According to Kroll, a risk-management consultancy that is part of professional services firm Marsh & McLennan Cos., investors rarely scrutinize such measures carefully. “Accounting statements have not, as a matter of course, been compared against the reported performance metrics” by investors, says the report, adding it is also unclear whether auditors verify them.
Others have made similar charges that contradict Vadlamani’s confident comments about control and governance issues. One governance expert said that both governance and regulatory oversight in India need improving. “Corporate governance in India was late on the scene, it is more politically motivated than legally based, and regulatory laws and agencies are burdened with the complex, slow-moving legislative and judicial processes,” John Alan James, a governance expert and adjunct management professor at Pace University’s Lubin School of Business told CFO.com. “A governance disaster was predictable.”
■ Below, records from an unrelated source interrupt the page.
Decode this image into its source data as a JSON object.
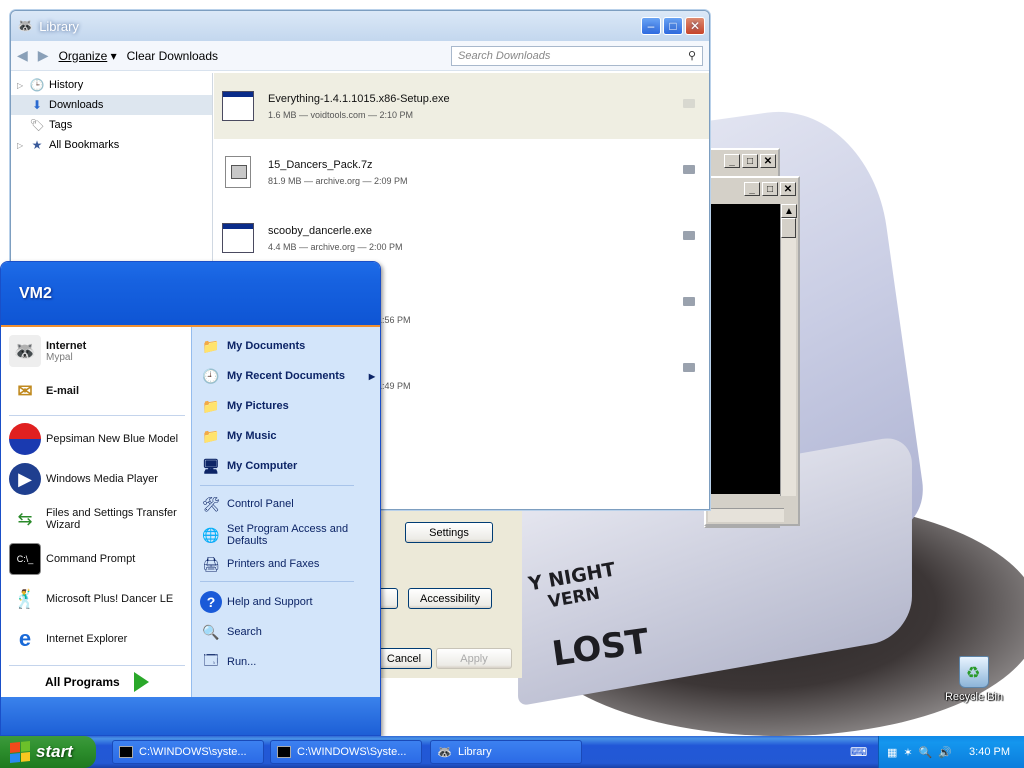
{
  "library": {
    "title": "Library",
    "toolbar": {
      "organize": "Organize",
      "clear": "Clear Downloads",
      "search_placeholder": "Search Downloads"
    },
    "sidebar": [
      {
        "label": "History",
        "icon": "clock-icon"
      },
      {
        "label": "Downloads",
        "icon": "download-arrow-icon"
      },
      {
        "label": "Tags",
        "icon": "tag-icon"
      },
      {
        "label": "All Bookmarks",
        "icon": "bookmarks-icon"
      }
    ],
    "downloads": [
      {
        "name": "Everything-1.4.1.1015.x86-Setup.exe",
        "meta": "1.6 MB — voidtools.com — 2:10 PM"
      },
      {
        "name": "15_Dancers_Pack.7z",
        "meta": "81.9 MB — archive.org — 2:09 PM"
      },
      {
        "name": "scooby_dancerle.exe",
        "meta": "4.4 MB — archive.org — 2:00 PM"
      },
      {
        "partial_time": "1:56 PM"
      },
      {
        "partial_time": "1:49 PM"
      }
    ]
  },
  "props_dialog": {
    "settings": "Settings",
    "accessibility": "Accessibility",
    "cancel": "Cancel",
    "apply": "Apply"
  },
  "start_menu": {
    "user": "VM2",
    "pinned": [
      {
        "title": "Internet",
        "sub": "Mypal"
      },
      {
        "title": "E-mail"
      }
    ],
    "recent": [
      "Pepsiman New Blue Model",
      "Windows Media Player",
      "Files and Settings Transfer Wizard",
      "Command Prompt",
      "Microsoft Plus! Dancer LE",
      "Internet Explorer"
    ],
    "all_programs": "All Programs",
    "places": [
      "My Documents",
      "My Recent Documents",
      "My Pictures",
      "My Music",
      "My Computer"
    ],
    "system": [
      "Control Panel",
      "Set Program Access and Defaults",
      "Printers and Faxes"
    ],
    "help": [
      "Help and Support",
      "Search",
      "Run..."
    ]
  },
  "wallpaper_text": [
    "Y NIGHT",
    "VERN",
    "LOST"
  ],
  "desktop": {
    "recycle_bin": "Recycle Bin"
  },
  "taskbar": {
    "start": "start",
    "tasks": [
      "C:\\WINDOWS\\syste...",
      "C:\\WINDOWS\\Syste...",
      "Library"
    ],
    "clock": "3:40 PM"
  }
}
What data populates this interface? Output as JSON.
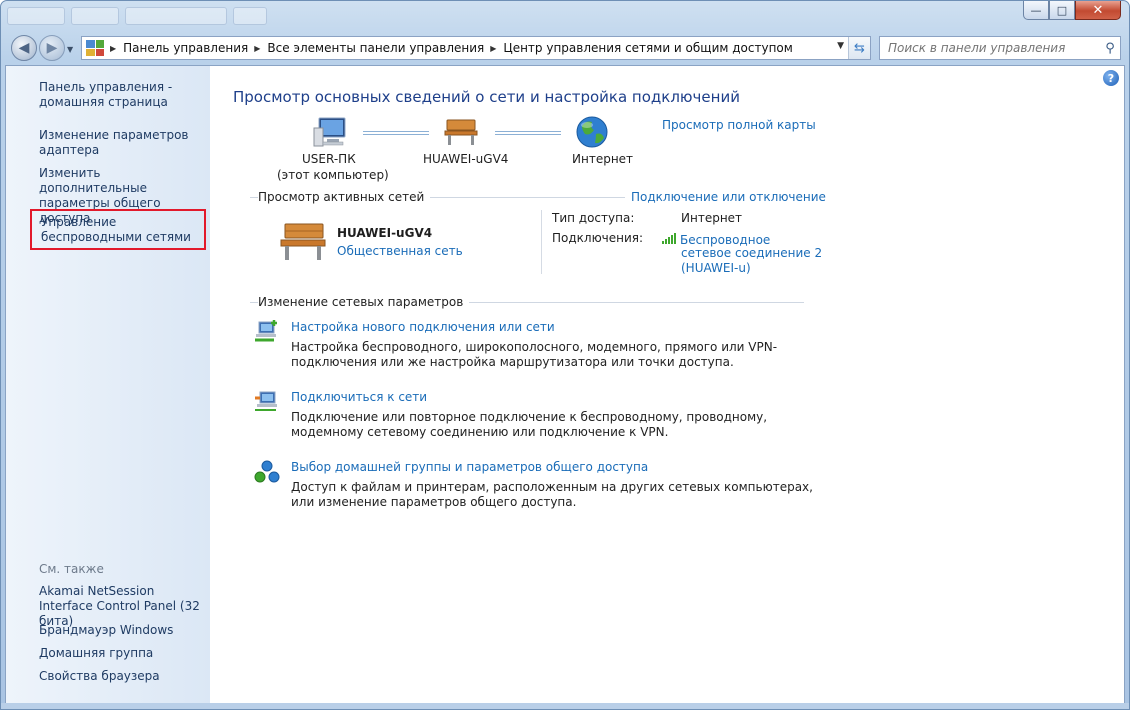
{
  "window": {
    "minimize_glyph": "—",
    "maximize_glyph": "□",
    "close_glyph": "✕"
  },
  "nav": {
    "back_glyph": "◀",
    "forward_glyph": "▶",
    "breadcrumbs": [
      "Панель управления",
      "Все элементы панели управления",
      "Центр управления сетями и общим доступом"
    ],
    "search_placeholder": "Поиск в панели управления"
  },
  "sidebar": {
    "items": [
      {
        "label": "Панель управления - домашняя страница"
      },
      {
        "label": "Изменение параметров адаптера"
      },
      {
        "label": "Изменить дополнительные параметры общего доступа"
      },
      {
        "label": "Управление беспроводными сетями",
        "highlighted": true
      }
    ],
    "see_also_title": "См. также",
    "see_also": [
      {
        "label": "Akamai NetSession Interface Control Panel (32 бита)"
      },
      {
        "label": "Брандмауэр Windows"
      },
      {
        "label": "Домашняя группа"
      },
      {
        "label": "Свойства браузера"
      }
    ]
  },
  "main": {
    "help_glyph": "?",
    "title": "Просмотр основных сведений о сети и настройка подключений",
    "full_map_link": "Просмотр полной карты",
    "network_map": {
      "computer_name": "USER-ПК",
      "computer_sub": "(этот компьютер)",
      "network_name": "HUAWEI-uGV4",
      "internet_label": "Интернет"
    },
    "active_networks": {
      "section_title": "Просмотр активных сетей",
      "connect_link": "Подключение или отключение",
      "network_name": "HUAWEI-uGV4",
      "network_type": "Общественная сеть",
      "access_type_label": "Тип доступа:",
      "access_type_value": "Интернет",
      "connections_label": "Подключения:",
      "connection_lines": [
        "Беспроводное",
        "сетевое соединение 2",
        "(HUAWEI-u)"
      ]
    },
    "change_settings": {
      "section_title": "Изменение сетевых параметров",
      "tasks": [
        {
          "icon": "new-connection-icon",
          "title": "Настройка нового подключения или сети",
          "description": "Настройка беспроводного, широкополосного, модемного, прямого или VPN-подключения или же настройка маршрутизатора или точки доступа."
        },
        {
          "icon": "connect-network-icon",
          "title": "Подключиться к сети",
          "description": "Подключение или повторное подключение к беспроводному, проводному, модемному сетевому соединению или подключение к VPN."
        },
        {
          "icon": "homegroup-icon",
          "title": "Выбор домашней группы и параметров общего доступа",
          "description": "Доступ к файлам и принтерам, расположенным на других сетевых компьютерах, или изменение параметров общего доступа."
        }
      ]
    }
  },
  "colors": {
    "link": "#1a6cb8",
    "title": "#1e3f8a",
    "highlight_border": "#e2192b",
    "signal": "#3ea72d"
  }
}
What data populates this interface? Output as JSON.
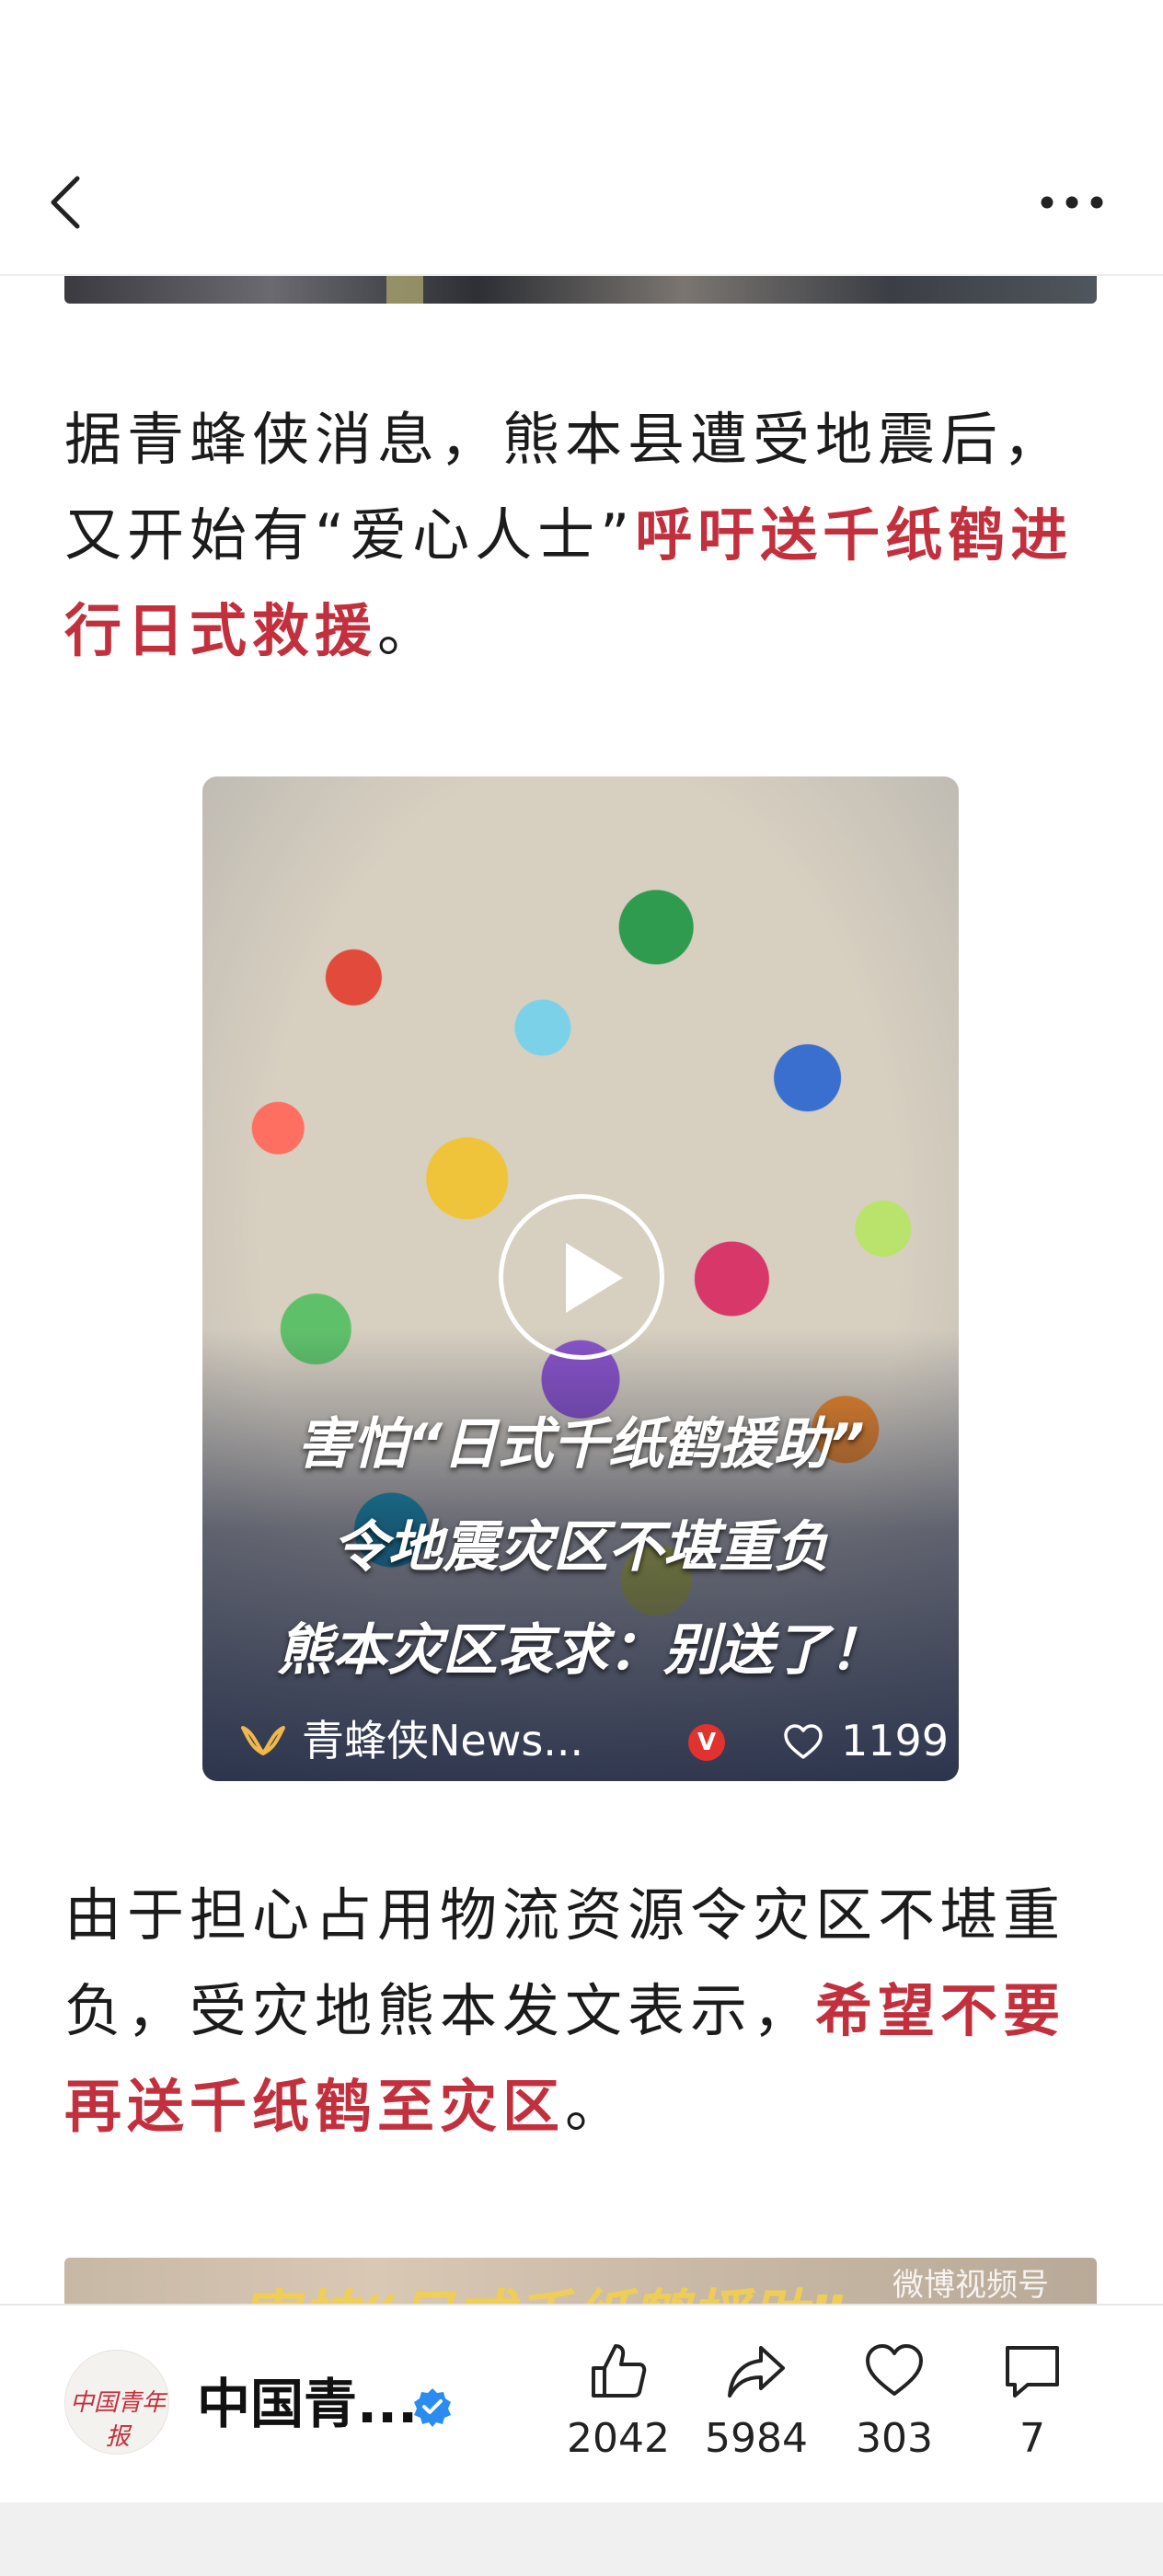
{
  "nav": {
    "back_icon": "chevron-left-icon",
    "more_icon": "more-horizontal-icon"
  },
  "article": {
    "para1": {
      "text": "据青蜂侠消息，熊本县遭受地震后，又开始有“爱心人士”",
      "highlight": "呼吁送千纸鹤进行日式救援",
      "end": "。"
    },
    "video": {
      "caption_lines": [
        "害怕“日式千纸鹤援助”",
        "令地震灾区不堪重负",
        "熊本灾区哀求：别送了！"
      ],
      "channel_name": "青蜂侠News...",
      "verified_badge": "V",
      "like_count": "1199"
    },
    "para2": {
      "text": "由于担心占用物流资源令灾区不堪重负，受灾地熊本发文表示，",
      "highlight": "希望不要再送千纸鹤至灾区",
      "end": "。"
    },
    "next_image": {
      "watermark": "微博视频号",
      "partial_caption": "害怕“日式千纸鹤援助”"
    }
  },
  "bottom_bar": {
    "avatar_text": "中国青年报",
    "account_name": "中国青...",
    "like_count": "2042",
    "share_count": "5984",
    "favorite_count": "303",
    "comment_count": "7"
  },
  "colors": {
    "highlight": "#c3303d",
    "verified": "#2a8cf0",
    "badge": "#e0322e"
  }
}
The Kroll report also warns about the prevalence of family influence in emerging market companies and suggests that insiders used the first week of 2009 to unload millions in stock before Raju’s confession of accounting fraud on Jan. 7. At the beginning of the year, the founding family of Satyam almost 9 percent of the company’s shares. By the time Raju confessed, the report says, they held just over 3 percent.
“Although not limited to emerging markets,” notes Kroll, “the risk of another Satyam scandal is more prevalent in companies which are family-managed.”
Satyam, which was traded on the Bombay Stock Exchange, and which also had American Depository Receipts listed on the New York Exchange, saw its shares plunge more than 90 percent after CEO B. Ramalinga Raju, admitted on Jan. 7 that he inflated profits in recent years at the outsourcing giant, and was forced to inflate the balance sheet. In his letter, Raju said the “has attained unmanageable proportions in size.” He compared his own position as CEO of a fraud-infected company as having been “like riding a tiger, not knowing how to get off without being eaten.”
News of the fraud at the computer services company came at a time when outsourcing proponents were touting offshore services as a way for US companies to realize cost savings in the midst of financial crisis. The scandal has raised questions about that strategy. Companies such as Nestle SA, General Electric Co., Caterpillar Inc., Sony Corp., and Nissan Motor Corp. were all Satyam clients. In 2007, Satyam’s CFO told CFO Europe that 64 percent of its clients were U.S. companies, while 18 percent were were European companies.